So, today’s post was going to be about graduation and chrysalises (chrysali?) opening and little birds leaving nests, but I have bigger topics than blah-blah-blah life transitions. At a time when there are many very important things happening, I happen to be preoccupied with spiders. I haven’t wanted to say anything before because if people associate you with the word “infestation” or “pestilence” or “nest of arachnoid horrors” they don’t want to visit anymore, but things aren’t improving as I’d hoped, and I can’t keep walking around pretending it is all okay. No, every morning I walk around like this:

No, Mom, I couldn’t put on lipstick or a little blush for this photo. Or comb my hair. Or change out of my bathrobe. Well, I could have done one or more of those things, but obviously, I didn’t.

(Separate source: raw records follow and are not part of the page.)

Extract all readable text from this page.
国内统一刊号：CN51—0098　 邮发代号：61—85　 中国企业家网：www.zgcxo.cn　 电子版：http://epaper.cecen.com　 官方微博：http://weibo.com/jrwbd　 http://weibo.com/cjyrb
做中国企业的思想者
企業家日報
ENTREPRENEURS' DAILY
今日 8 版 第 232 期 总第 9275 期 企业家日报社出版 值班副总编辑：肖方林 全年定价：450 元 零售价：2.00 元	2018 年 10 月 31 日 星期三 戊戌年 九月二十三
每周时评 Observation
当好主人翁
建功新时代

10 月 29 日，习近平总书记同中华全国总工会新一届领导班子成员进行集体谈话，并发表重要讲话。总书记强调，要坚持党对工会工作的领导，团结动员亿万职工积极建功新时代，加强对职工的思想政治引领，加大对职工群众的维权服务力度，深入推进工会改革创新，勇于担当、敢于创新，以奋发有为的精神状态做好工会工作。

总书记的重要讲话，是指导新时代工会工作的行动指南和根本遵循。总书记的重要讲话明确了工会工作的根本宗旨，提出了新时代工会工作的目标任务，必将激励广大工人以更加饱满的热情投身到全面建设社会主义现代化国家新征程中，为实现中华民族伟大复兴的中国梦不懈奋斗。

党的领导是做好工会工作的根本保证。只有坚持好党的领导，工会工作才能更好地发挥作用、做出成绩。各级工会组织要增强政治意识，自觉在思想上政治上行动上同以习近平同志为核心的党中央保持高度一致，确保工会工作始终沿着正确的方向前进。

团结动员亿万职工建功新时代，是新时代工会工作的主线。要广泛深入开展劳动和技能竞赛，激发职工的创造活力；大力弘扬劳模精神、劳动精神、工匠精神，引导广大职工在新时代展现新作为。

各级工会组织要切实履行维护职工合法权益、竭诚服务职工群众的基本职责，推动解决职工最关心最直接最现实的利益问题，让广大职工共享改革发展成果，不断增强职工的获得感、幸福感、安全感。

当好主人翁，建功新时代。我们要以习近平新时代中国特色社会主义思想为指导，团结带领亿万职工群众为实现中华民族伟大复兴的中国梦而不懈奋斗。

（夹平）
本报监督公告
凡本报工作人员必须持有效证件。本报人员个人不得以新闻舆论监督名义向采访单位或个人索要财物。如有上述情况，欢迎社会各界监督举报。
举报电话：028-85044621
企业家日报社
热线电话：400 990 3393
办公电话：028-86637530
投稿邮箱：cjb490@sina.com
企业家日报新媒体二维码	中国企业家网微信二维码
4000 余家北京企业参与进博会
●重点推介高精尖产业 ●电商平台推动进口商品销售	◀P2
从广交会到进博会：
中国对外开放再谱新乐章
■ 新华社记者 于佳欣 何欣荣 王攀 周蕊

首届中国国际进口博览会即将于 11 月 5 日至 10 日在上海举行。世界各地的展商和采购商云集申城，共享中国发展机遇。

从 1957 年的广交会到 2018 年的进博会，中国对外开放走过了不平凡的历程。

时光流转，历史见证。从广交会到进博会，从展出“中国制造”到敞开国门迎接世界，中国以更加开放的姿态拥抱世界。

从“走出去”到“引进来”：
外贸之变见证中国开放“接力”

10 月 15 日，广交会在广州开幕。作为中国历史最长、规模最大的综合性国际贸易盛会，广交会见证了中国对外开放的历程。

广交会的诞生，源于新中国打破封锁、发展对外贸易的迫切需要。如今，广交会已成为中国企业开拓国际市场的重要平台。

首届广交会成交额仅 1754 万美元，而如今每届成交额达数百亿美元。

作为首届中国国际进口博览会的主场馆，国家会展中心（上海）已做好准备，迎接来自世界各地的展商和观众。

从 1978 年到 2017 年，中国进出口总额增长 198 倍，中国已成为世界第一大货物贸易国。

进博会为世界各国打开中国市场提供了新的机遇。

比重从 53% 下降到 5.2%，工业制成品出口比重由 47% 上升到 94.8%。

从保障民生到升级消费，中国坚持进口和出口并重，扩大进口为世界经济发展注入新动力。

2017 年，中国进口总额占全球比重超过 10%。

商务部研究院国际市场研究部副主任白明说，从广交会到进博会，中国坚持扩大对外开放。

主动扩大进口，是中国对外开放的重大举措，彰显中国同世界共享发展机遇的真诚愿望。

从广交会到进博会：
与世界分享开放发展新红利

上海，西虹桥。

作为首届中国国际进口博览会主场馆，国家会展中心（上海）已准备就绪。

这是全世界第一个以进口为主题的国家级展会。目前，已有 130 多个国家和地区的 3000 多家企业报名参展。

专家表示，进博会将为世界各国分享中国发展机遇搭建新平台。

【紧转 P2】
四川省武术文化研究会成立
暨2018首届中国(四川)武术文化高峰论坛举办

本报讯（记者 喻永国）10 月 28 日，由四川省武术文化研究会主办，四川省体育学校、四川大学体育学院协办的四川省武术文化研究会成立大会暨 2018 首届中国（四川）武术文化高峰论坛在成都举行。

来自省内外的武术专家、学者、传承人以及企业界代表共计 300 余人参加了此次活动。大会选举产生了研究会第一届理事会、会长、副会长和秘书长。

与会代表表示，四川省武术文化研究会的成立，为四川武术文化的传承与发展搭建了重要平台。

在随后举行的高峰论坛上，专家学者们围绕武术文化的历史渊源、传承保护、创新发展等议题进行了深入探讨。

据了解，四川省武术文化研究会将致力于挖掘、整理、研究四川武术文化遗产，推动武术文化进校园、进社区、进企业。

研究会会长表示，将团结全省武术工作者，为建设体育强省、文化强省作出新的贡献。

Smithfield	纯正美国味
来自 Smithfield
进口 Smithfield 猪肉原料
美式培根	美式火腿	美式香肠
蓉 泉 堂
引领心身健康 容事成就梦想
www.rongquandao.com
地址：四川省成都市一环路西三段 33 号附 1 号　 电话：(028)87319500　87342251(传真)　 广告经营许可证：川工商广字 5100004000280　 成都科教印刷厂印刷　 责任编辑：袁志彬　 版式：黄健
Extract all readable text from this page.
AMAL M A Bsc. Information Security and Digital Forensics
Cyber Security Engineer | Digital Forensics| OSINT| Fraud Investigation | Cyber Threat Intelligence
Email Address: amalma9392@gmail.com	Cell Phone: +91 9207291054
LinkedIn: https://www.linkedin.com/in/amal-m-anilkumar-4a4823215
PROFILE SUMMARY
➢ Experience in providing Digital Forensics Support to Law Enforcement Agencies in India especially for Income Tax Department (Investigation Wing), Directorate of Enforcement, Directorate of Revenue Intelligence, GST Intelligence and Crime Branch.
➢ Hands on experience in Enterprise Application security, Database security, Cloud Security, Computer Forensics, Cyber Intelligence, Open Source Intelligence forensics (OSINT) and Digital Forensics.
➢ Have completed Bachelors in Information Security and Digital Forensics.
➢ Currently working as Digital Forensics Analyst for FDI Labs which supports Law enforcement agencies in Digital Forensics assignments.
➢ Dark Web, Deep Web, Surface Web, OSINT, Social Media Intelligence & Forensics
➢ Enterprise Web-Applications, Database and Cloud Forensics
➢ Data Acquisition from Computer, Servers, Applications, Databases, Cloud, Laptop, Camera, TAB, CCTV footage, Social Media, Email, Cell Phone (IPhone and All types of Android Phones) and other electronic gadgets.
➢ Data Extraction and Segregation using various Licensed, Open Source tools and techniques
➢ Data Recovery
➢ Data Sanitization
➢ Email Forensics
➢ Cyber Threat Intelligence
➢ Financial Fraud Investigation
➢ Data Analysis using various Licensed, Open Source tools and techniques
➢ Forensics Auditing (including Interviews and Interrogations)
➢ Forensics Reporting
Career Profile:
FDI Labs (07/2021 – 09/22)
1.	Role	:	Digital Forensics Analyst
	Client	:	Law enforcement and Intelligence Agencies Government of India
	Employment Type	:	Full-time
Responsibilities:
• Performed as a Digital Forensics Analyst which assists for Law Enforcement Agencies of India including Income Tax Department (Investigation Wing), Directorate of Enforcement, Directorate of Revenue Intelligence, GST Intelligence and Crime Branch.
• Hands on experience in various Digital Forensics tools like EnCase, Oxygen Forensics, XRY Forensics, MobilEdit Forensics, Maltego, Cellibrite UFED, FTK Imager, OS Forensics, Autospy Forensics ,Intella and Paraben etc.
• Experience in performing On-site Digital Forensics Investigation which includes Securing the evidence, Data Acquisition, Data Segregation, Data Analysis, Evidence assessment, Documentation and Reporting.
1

I walk around like this searching for long legged yellow spiders, about three quarters of an inch across (including appendages.) They prefer the ceiling, but I have found them dangling in the air right in front of my face, and on the countertop six inches from where I have set down my coffee. I have seen them skittering manically and sitting still as death. Deceptively still, because they are rarely dead. The skittering begins after I attack them with my weapon of choice: a grabber clutching a paper towel. If I am lucky and hit it just right, I’ll squish it immediately and usually messily, but I am more likely to alarm it (hence the skittering) and knock it loose, so it falls to the floor (more skittering) or on me (screaming and gesticulating–me, not the spider.) My secondary weapon is the vacuum cleaner with the upholstery attachment on the long extension. This was great at first, because the spider rarely ran or fell, but we have a universal vac that sucks everything into a container in the basement and I have begun having nightmares about what is waiting for me down there. That thing is going to have to be emptied someday. Someday soon.
It wasn’t always like this. The first year we had these spiders I saw one and I thought, Okay, spiders are good, they eat other insects and they rarely cause harm. As long as you aren’t ON me or NEAR me or ON STUFF I TOUCH, I can live with you, Mr. Spider. But it wasn’t just one spider, it never is. I read once that on Earth, you are rarely more than a few meters from a spider. Disturbing, I thought, but I can handle that. Most of those have to be inside the walls or otherwise concealing themselves. It really is only the spiders I see that bother me. Well, the ones I see AND the ones biding their time in my vacuum container plotting their revenge. Once I realized that my friend Mr. Singular Spider had broken our truce by actually being multiple spiders, I attempted catch and release. With terrible results. Spiders are quite fragile, you know? You might try to trap one under a jar and slide a piece of cardboard in to contain it, but unspeakable things will happen and you will end up killing it anyway, probably out of mercy and with revulsion at the monster you yourself have become. Or that might be just me. Spider bombs! my neighbor says. Best thing! Probably yes, they are. I don’t know enough about them. They are probably very benign to everything except spiders and aren’t really the clouds of death I imagine settling on my laptop, dishes, doorknobs and bedding. Also, a spider who survives a spider bomb would not under any circumstances mutate into a super spider, therefore I would never have to worry about that. Nope.
So now every morning I walk the house, hunting spiders, apologizing to every single one I kill, obsessing over whether its kin are watching and how they feel about the whole spectacle, worrying about that vacuum container that I now imagine is pulsing with retribution. And then I move on to the gauzy egg sacs, hidden at the edge of the ceiling, looking for all the world like just another bead of popcorn and holding hundreds more skittering, web-spinning, tickly-legged vermin. These things are a lesson on the wages of the sin of procrastination. Have you put off doing a term paper until the last minute? Ignored a dish of leftovers in the fridge until it is unrecognizable? These are nothing compared to finding that an egg sac you meant to clean up has disgorged its contents and it is only a matter of time before you will be swimming in the things. Frankly, I am wasting valuable time right now writing about it. Back to the front lines, for despite my trepidation, this is war. Until one of them pulls a Charlotte and spins me a surrender message indicating their retreat I will be annihilating every one of them I can reach. They can keep their business outside, and, okay, I may turn a blind eye in my garage, but that is where I draw the line. NOT in MY HOUSE.